Ich habe seit vier Jahren wieder einen lieben Freund. Ich versuche meine Wunden vernarben zu lassen und mich an meinen Hier und Jetzt zu freuen. Es gelingt nicht immer.
Enges Band um mein Herz
Ich hatte während einigen Jahren zunehmend Ängste. Angst, das Haus zu verlassen, Angst, mit dem Bus zu fahren und Angst, in der Nacht zu sterben. Diese Ängste haben etwas abgenommen, seit mein Freund bei mir eingezogen ist. Nun wollen wir noch einmal einen Neustart wagen. Wir suchen uns eine neue Wohnung, am liebsten ein kleines Häuschen irgendwo in der Nähe seiner jetzigen Arbeitsstelle. Doch dieser Schritt allein löst bei mir wieder schwere Ängste aus. Ich verlasse dann wieder meine Heimat, die Gegend, wo meine Familie lebt, mein Sohn, seine Ex-Frau, die Enkelkinder, aber auch meine Geschwister und mein alter Vater.
Auf der anderen Seite weiss ich, dass ich meinem Freund vertrauen kann und dass er jetzt Unmögliches leistet. Jeden Morgen steht er um halb fünf Uhr auf, damit er pünktlich um sieben an der Arbeit ist. Er hat eine gute Arbeit und er weiss, dass er mit 56 Jahren keine grossen Wünsche mehr haben darf.

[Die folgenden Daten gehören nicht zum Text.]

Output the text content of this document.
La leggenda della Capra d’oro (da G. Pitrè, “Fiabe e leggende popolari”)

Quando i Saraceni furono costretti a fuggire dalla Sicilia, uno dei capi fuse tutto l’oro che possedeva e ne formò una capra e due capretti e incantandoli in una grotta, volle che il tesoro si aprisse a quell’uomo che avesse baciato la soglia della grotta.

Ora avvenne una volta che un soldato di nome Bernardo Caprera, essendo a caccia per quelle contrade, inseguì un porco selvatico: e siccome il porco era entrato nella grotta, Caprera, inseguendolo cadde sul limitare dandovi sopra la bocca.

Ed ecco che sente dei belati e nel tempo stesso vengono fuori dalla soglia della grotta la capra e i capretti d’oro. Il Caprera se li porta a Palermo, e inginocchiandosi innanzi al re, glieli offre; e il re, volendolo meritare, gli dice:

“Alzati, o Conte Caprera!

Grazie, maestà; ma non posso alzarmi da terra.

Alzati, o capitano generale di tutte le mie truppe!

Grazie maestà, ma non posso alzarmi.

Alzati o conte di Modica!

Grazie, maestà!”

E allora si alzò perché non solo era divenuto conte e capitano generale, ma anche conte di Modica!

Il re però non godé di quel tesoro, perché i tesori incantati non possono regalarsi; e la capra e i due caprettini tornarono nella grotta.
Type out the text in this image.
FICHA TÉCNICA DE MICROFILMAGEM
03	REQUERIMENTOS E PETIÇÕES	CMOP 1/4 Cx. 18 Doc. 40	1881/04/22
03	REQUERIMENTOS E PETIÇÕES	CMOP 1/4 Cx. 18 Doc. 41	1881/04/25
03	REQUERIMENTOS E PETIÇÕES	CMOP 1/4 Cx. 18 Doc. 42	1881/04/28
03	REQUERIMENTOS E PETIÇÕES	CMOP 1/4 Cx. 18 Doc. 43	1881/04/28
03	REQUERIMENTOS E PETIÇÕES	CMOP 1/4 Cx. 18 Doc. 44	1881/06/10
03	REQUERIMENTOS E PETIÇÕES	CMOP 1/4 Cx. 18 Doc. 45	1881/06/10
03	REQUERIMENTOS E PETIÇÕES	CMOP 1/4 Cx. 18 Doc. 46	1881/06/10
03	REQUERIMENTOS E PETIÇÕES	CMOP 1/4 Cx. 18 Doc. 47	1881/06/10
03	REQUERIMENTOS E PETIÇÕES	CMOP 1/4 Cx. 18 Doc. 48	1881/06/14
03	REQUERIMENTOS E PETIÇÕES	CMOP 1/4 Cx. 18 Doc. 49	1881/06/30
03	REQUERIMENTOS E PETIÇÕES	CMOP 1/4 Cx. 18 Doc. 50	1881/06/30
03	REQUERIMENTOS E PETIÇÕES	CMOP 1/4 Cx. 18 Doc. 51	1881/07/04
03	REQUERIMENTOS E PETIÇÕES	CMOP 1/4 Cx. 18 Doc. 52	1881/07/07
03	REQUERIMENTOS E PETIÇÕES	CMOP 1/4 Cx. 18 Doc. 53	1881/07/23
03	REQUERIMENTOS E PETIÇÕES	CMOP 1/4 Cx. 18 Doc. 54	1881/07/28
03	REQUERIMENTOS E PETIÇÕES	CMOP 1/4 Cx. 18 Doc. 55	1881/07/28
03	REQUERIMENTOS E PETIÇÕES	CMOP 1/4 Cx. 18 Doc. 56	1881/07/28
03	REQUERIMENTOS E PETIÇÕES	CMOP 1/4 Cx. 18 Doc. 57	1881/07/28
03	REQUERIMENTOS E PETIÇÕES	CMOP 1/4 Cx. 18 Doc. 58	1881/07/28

Manchmal wünsche ich mir, dass die Umstände im Leben manchmal etwas einfacher sein könnten. Wenn ich noch einmal von vorne beginnen könnte… wüsste ich dennoch nicht, was ich ändern würde. Ich habe versucht, aus der Situation heraus das Beste zu machen, auch wenn es mir nicht immer gelungen ist.